Because it takes so long for physical conditions to manifest, the food-health connection sometimes seems difficult to grasp. Modern science teaches us to look for immediate associations in a linear fashion. While the simplicity of cause and effect can make things more manageable, such simplification takes our understanding out of context.
Each scientific advancement, particularly in epigenetics, provides a more complete perspective on the complexity of the body. This shows us that we need to look past individual nutrients and examine our continuous dietary pattern to determine our genetic expression and, ultimately, our daily and long-term health.
We have seen many changes in dietary recommendations as modern science has documented the medicinal capacities of plant-based foods. Nutritionists now grasp the healing qualities of quercetin in berries, allicin in garlic, sulforaphane in broccoli, and resveratrol in the skin of red grapes—which is why so many see the necessity of shifting away from diets concentrated on land-animal foods (Woo & Kwon 2007; Rassoul et al. 2006; Min et al. 2007).
With emerging evidence of the benefits of phytonutrients, found only in plants, and the growing exposure to environmental conditions that promote oxidative stress and gene expression for inflammation, it is no wonder we’re seeing more emphasis on plant-based diets.
Embracing Dietary Diversity
Diversity of diet is another important consideration. It is easy to get into a routine with minimal food variation throughout the week; with busy life schedules, limiting food variety can make putting meals on the table easier.
But when we look at diet through the lens of epigenetics, we see that sticking to the same foods each day or week makes it difficult for genes to function optimally. The diversity of bioactive compounds must maintain all processes within the body, regulating gene expression for protective immune responses while keeping other genes dormant, particularly those that cause cancer.

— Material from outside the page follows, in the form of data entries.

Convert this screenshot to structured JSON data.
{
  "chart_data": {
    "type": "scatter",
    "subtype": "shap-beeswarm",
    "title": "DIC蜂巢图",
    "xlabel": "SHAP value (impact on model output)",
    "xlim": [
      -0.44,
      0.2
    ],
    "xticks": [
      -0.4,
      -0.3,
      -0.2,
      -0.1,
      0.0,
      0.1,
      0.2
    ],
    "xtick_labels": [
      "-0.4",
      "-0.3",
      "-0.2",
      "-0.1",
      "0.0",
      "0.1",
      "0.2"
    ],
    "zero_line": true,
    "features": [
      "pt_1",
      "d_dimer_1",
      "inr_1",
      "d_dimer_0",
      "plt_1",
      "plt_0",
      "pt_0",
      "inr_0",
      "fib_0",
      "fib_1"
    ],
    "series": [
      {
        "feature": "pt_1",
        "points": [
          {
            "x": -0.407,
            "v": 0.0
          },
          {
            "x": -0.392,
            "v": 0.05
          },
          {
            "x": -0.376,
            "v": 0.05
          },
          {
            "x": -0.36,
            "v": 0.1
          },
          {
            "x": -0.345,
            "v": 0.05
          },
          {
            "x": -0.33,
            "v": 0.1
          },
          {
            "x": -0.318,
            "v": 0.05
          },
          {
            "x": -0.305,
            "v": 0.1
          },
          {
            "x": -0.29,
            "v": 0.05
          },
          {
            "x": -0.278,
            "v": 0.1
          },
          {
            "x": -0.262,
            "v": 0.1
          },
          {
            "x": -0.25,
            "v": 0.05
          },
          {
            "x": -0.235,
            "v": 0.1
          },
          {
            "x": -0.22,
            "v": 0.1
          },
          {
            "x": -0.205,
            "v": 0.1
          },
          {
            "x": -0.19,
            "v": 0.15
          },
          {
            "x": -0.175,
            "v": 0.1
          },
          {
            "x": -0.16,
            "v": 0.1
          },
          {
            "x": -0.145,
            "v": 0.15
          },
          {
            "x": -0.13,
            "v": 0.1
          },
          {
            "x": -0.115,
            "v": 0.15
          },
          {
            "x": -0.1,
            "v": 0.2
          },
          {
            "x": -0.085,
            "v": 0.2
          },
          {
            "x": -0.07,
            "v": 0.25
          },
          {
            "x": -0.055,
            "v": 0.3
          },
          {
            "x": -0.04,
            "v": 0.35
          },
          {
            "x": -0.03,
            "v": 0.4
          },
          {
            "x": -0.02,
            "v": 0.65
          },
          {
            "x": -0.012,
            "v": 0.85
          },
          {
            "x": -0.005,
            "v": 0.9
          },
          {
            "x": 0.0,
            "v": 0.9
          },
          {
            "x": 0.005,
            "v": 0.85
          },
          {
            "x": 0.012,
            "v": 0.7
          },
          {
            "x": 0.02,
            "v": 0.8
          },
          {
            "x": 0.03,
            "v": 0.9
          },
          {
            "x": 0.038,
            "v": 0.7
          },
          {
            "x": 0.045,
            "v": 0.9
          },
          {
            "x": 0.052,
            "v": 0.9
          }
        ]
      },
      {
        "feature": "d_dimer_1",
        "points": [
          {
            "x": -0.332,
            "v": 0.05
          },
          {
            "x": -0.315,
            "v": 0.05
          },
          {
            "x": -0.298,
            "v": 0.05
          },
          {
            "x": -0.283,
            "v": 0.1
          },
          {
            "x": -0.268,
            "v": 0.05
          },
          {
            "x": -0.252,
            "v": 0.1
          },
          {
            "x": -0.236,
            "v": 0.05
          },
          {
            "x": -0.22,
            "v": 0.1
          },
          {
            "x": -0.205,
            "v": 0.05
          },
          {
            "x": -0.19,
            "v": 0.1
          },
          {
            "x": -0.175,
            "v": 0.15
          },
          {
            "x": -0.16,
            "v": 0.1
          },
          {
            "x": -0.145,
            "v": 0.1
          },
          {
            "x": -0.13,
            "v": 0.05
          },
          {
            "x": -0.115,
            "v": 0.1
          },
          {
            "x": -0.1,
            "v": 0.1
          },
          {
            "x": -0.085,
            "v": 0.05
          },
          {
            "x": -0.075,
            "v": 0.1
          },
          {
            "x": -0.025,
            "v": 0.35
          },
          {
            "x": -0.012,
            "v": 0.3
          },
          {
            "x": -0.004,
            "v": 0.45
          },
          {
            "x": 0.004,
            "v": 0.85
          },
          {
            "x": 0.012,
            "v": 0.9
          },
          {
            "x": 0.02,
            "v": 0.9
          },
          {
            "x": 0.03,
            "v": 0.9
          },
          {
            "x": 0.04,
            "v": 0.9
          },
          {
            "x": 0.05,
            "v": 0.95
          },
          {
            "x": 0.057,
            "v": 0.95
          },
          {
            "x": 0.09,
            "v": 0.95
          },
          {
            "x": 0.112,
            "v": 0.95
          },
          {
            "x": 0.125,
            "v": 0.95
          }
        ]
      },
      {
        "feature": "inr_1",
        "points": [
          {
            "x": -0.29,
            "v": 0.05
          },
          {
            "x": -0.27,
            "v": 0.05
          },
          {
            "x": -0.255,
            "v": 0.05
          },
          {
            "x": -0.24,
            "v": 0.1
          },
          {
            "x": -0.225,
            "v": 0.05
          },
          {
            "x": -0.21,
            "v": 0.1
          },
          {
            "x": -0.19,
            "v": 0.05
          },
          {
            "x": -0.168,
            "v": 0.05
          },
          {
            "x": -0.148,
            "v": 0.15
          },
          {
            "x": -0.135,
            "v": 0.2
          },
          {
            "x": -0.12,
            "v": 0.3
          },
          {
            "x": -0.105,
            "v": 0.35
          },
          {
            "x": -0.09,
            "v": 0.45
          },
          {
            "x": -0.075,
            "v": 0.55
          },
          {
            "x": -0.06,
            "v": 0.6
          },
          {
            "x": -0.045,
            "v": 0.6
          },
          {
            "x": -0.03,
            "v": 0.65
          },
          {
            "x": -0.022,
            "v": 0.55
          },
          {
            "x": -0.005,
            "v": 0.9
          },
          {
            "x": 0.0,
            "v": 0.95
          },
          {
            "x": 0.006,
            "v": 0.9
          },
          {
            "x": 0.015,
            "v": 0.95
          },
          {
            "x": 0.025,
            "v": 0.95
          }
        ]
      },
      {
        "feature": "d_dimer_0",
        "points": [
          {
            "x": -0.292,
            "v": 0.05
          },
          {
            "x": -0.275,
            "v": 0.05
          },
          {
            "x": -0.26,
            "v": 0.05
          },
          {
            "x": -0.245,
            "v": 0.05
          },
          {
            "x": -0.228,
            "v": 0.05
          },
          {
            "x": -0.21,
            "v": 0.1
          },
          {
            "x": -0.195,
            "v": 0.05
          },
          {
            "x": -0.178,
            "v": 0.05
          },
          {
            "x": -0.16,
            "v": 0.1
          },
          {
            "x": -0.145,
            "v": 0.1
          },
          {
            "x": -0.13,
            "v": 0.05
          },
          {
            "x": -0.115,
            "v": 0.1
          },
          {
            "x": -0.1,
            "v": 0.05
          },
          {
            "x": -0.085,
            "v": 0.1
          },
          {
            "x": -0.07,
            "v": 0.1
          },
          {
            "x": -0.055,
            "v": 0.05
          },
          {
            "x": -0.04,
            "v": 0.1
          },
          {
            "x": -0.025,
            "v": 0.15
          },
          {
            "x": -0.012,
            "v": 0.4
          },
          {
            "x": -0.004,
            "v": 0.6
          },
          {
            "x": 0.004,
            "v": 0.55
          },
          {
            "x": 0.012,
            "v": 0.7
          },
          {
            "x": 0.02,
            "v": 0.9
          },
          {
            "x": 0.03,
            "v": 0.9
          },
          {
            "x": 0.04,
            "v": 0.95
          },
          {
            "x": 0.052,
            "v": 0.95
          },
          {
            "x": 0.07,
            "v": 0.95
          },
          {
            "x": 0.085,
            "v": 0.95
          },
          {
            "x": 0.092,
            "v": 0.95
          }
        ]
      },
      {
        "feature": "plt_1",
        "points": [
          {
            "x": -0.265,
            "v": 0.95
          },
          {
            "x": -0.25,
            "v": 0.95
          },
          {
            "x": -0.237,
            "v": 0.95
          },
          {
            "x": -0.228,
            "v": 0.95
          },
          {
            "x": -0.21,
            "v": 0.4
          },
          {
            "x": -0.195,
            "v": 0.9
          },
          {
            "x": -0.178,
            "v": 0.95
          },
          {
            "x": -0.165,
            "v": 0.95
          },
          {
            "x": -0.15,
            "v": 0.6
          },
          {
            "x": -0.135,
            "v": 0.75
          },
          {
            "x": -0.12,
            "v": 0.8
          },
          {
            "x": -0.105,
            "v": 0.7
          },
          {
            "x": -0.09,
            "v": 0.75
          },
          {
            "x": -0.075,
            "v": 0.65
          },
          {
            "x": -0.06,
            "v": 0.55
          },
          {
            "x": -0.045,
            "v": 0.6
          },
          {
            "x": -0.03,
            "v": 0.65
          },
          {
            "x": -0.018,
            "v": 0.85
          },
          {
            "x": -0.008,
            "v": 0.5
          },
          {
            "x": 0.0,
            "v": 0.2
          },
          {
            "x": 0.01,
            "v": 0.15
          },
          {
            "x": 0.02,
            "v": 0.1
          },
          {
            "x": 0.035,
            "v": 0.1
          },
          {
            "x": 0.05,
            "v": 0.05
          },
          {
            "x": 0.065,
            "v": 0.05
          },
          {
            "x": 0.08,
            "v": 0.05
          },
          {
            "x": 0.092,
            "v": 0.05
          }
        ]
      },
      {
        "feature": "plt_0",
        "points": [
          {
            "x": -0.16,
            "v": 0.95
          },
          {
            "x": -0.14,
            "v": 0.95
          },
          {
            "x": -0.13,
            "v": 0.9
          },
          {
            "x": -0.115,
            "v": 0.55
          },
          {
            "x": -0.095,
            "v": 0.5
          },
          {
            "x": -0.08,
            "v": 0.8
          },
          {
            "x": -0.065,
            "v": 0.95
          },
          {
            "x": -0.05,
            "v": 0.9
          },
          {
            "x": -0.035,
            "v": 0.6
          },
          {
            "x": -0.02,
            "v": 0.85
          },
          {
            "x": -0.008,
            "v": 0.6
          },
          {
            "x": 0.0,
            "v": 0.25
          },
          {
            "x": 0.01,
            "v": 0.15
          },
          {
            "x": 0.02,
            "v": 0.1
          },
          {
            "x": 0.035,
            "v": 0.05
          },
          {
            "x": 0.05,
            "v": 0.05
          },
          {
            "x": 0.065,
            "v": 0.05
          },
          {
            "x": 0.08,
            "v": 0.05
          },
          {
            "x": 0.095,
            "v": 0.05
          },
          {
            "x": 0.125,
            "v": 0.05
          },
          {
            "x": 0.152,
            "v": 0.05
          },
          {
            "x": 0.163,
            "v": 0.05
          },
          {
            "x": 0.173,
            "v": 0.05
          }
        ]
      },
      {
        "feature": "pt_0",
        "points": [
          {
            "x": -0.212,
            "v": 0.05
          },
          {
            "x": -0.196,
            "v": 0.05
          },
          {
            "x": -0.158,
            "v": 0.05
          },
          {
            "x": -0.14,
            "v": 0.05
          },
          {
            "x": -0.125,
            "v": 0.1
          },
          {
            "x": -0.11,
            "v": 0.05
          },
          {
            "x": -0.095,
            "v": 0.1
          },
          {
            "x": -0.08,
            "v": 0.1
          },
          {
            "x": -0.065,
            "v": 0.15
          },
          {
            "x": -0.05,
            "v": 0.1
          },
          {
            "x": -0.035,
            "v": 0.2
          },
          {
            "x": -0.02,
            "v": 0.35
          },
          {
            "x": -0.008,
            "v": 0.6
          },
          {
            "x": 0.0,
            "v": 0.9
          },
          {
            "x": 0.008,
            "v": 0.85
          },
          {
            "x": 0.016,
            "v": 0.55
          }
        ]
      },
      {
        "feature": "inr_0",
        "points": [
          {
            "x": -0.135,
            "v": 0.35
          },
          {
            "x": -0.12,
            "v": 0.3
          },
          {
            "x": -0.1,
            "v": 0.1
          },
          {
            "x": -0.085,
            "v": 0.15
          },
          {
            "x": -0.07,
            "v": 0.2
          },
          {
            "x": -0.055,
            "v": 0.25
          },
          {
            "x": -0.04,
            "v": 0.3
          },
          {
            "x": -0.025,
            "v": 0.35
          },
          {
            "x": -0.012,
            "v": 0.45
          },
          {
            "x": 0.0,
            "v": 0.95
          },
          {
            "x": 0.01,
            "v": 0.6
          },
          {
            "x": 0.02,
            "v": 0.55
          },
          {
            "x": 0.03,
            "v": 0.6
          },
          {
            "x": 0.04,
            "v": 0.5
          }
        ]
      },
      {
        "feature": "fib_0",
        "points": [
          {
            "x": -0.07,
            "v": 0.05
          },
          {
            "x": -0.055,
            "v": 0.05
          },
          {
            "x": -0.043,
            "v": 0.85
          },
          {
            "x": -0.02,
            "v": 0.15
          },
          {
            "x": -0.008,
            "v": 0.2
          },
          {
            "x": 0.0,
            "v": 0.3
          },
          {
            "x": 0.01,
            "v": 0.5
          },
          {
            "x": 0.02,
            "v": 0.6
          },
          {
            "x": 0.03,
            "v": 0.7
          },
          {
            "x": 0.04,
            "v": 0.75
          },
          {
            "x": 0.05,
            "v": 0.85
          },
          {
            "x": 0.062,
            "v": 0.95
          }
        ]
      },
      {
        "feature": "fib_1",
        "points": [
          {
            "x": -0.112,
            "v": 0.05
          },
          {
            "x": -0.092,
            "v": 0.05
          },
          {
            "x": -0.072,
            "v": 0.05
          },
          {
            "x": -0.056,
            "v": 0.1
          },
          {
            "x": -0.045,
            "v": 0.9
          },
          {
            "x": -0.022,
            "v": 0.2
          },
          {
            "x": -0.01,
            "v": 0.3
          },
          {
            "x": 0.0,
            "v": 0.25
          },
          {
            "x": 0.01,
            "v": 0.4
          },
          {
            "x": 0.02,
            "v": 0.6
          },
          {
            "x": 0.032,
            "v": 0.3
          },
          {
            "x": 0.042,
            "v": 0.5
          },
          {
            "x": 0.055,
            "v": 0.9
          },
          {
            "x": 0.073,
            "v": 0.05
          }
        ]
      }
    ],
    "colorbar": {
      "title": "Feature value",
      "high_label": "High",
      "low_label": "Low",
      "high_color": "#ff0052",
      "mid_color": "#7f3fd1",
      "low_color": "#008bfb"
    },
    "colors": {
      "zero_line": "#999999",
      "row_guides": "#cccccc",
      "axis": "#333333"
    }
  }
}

This requires a diverse diet that is continually changing.
Consider each week picking out a seasonal recipe that will add one or two new plant-based food choices to your diet. Perhaps it is time to experiment with bok choy, mangos, adzuki beans or quinoa. Or you can add a new herb or spice—try dabbling with curries, ginger or lemongrass.
Before you know it, you will have diversified your menu possibilities while providing the nurturing your genes need. With every cell in the body regenerating itself, making you physically a new person every 7–10 years, each food choice you make is impacting that state of newness—the key to aging gracefully free of chronic disease.